I'm just starting out on a course on approximation theory based almost solely on the textbook by Powell, and must say that certain concepts still evade me. This is the solution to a question asking to prove that the function $\phi$ is continuous. It seems like a very basic thing, but I'm stuck on figuring out where the last line of the inequality in the following comes from:
For a function $\phi: \mathscr{R^n}\to \mathscr{A}$ given by
$$\phi(\lambda)=\lambda_1b_1+...+\lambda_n b_n, \quad (\lambda_1,...,\lambda_n)\in\ \mathscr{R^n},$$ If $\lambda=(\lambda_1,...,\lambda_n),\mu=(\mu_1,...,\mu_n) \in\ \mathscr{R^n}$, then $$\phi(\lambda)-\phi(\mu)=(\lambda_1-\mu_1)b_1+...+(\lambda_n-\mu_n)b_n.$$ Hence $$\begin{align}\|\phi(\lambda)-\phi(\mu)\| & \leq \lvert \lambda_1-\mu_1\rvert \|b_1\|+...+\lvert \lambda_n-\mu_n\rvert \|b_n\| \\ & \leq n \| \lambda-\mu\|_2 \max_{1\leq i\leq n} \|b_i\|.\end{align} $$
$\mathscr{A}$ being an finite-dimensional subspace of a normed linear space.

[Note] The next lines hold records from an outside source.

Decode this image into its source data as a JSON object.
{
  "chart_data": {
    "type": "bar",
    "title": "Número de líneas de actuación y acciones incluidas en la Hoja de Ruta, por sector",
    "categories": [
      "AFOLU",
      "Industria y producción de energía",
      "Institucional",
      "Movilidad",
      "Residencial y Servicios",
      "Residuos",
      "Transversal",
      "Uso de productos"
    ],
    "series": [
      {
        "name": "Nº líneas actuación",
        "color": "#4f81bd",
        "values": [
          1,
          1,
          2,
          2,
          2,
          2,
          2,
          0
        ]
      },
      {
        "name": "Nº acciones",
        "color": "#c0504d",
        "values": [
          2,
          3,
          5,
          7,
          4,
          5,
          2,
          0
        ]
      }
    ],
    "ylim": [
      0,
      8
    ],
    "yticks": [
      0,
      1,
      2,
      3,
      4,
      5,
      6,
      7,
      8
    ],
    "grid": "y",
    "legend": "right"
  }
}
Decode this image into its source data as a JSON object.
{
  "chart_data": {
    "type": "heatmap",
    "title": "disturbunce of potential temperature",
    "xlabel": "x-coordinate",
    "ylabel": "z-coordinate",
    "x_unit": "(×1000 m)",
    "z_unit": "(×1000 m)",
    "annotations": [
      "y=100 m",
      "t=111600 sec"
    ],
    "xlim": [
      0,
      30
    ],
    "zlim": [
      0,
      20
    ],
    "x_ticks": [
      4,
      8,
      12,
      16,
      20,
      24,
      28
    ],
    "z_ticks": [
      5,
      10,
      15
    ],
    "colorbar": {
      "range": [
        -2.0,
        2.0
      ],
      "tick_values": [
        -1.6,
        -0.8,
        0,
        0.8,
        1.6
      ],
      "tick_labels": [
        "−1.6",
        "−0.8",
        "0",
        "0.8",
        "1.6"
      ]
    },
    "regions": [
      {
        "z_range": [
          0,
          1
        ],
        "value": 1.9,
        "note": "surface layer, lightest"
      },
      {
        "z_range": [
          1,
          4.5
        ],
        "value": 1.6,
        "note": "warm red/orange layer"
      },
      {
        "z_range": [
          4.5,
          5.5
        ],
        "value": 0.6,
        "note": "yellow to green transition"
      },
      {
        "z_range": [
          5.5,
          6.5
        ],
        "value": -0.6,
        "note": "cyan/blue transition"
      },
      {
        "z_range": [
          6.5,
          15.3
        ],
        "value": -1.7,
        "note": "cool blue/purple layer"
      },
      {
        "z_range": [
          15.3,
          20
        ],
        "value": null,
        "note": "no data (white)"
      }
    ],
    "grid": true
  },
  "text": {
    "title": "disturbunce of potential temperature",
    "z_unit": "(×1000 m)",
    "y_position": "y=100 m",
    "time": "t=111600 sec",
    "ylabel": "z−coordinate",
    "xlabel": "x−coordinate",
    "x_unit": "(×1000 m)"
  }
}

For n=2, visualising it makes sense, but I feel like I'm missing something with regards to the actual meaning of the $\mathscr {L_2}$-norm generally. Any help would be greatly appreciated.
First, as all the $\|b_k\|$ are less than $\max_{1\leq i\leq n} \|b_i\|$, we have
$$\lvert \lambda_1-\mu_1\rvert \|b_1\|+...+\lvert \lambda_n-\mu_n\rvert \|b_n\| \leq \left(\lvert \lambda_1-\mu_1\rvert + \dots + \lvert \lambda_n-\mu_n\rvert\right) \cdot \max_{1\leq i\leq n} \|b_i\|.$$
Now, note that $\|\lambda - \mu\|_2 = \sqrt{\displaystyle\sum\limits_{k=1}^n |\lambda_k-\mu_k|^2}$. Let $i \in \{1,..,n\}$ : as this big sum contains only positive terms and as $|\lambda_i-\mu_i|^2$ is one of them, we get : $$|\lambda_i-\mu_i|^2 \leq \displaystyle\sum\limits_{k=1}^n |\lambda_k-\mu_k|^2 $$ and therefore $$\sqrt{|\lambda_i-\mu_i|^2} \leq \sqrt{\displaystyle\sum\limits_{k=1}^n |\lambda_k-\mu_k|^2} $$ hence $$|\lambda_i-\mu_i| \leq \|\lambda - \mu\|_2.$$
Therefore
$$\begin{array}{rll}\lvert \lambda_1-\mu_1\rvert \|b_1\|+...+\lvert \lambda_n-\mu_n\rvert \|b_n\| &\leq& \left(\lvert \lambda_1-\mu_1\rvert + \dots + \lvert \lambda_n-\mu_n\rvert\right) \cdot \max_{1\leq i\leq n} \|b_i\| \\ &\leq & \left(\|\lambda - \mu\|_2+ \dots + \|\lambda - \mu\|_2\right) \cdot \max_{1\leq i\leq n} \|b_i\|\\ &\leq & n \cdot \|\lambda - \mu\|_2 \cdot \max_{1\leq i\leq n} \|b_i\|.\end{array}$$
$\rhd$ Note that we can get a better inegality with the Cauchy-Schwarz inequality? The Cauchy-Schwarz inequality tells us that $\displaystyle\sum\limits_{i=1}^n a_ib_i \leq \sqrt{\displaystyle\sum\limits_{i=1}^n a_i^2}\sqrt{\displaystyle\sum\limits_{i=1}^n b_i^2}$. Applying this inequality with $a_i = 1$ and $b_i = |\lambda_i-\mu_i|$, we get $$\displaystyle\sum\limits_{i=1}^n |\lambda_i-\mu_i|\leq \sqrt{\displaystyle\sum\limits_{i=1}^n 1}\sqrt{\displaystyle\sum\limits_{i=1}^n |\lambda_i-\mu_i|^2} = \sqrt{n} \|\lambda - \mu \|_2.$$
This then gives : $$\left(\lvert \lambda_1-\mu_1\rvert + \dots + \lvert \lambda_n-\mu_n\rvert\right) \cdot \max_{1\leq i\leq n} \|b_i\| \leq \sqrt{n} \cdot \|\lambda - \mu\|_2 \cdot \max_{1\leq i\leq n} \|b_i\|.$$